L’Armorial Général de France compilé par d’Hozier entre 1697et 1704, donne à cette famille « d’or à un pal d’azur accosté de six mouches de sable posées 2 2 et 2 » pour la branche de Labouysse (Labouysse, cne de Barguelonne-en-Quercy, 46) et « d’azur à une main droite d’argent tenant un bouquet de trois roses tigées d’or » pour la branche d’Anglars (Anglars-Juillac, 46), ce qui se rapproche plus de notre écu.

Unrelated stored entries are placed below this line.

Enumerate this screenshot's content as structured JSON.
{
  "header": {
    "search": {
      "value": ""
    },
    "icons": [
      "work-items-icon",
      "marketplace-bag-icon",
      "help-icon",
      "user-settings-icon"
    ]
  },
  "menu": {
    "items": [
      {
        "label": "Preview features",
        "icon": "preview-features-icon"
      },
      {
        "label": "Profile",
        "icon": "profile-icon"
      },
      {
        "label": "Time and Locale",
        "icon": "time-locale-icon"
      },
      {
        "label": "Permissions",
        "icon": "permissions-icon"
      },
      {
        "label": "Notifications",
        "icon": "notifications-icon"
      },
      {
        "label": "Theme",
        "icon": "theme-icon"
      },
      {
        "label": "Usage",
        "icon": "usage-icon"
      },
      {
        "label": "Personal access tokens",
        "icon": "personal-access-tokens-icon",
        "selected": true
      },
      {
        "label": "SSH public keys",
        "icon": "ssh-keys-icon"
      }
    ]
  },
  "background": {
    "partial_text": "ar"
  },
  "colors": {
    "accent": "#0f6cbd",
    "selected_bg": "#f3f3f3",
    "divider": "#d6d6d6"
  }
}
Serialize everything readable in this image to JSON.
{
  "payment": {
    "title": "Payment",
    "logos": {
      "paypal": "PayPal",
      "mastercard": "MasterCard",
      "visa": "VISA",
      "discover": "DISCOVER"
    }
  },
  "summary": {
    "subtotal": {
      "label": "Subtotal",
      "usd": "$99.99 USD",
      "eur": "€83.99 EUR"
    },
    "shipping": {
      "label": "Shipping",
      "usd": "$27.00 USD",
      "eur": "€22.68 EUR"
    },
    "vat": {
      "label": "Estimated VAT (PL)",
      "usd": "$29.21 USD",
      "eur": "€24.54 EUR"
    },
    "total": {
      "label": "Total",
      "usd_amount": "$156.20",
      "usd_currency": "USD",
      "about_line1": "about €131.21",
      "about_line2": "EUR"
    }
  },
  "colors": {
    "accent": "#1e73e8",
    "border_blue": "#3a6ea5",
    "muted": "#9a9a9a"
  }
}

Un autre blasonnement, rencontré dans le « Dictionnaire du blason » d’E.de Boos (n°776)7, se révèle encore plus proche de notre écu de Vazerac : « d’or au bras gauche de carnation issant d’un nuage et tenant trois violettes, le tout au naturel, accompagné de cinq tourteaux d’azur trois en chef et deux en pointe ».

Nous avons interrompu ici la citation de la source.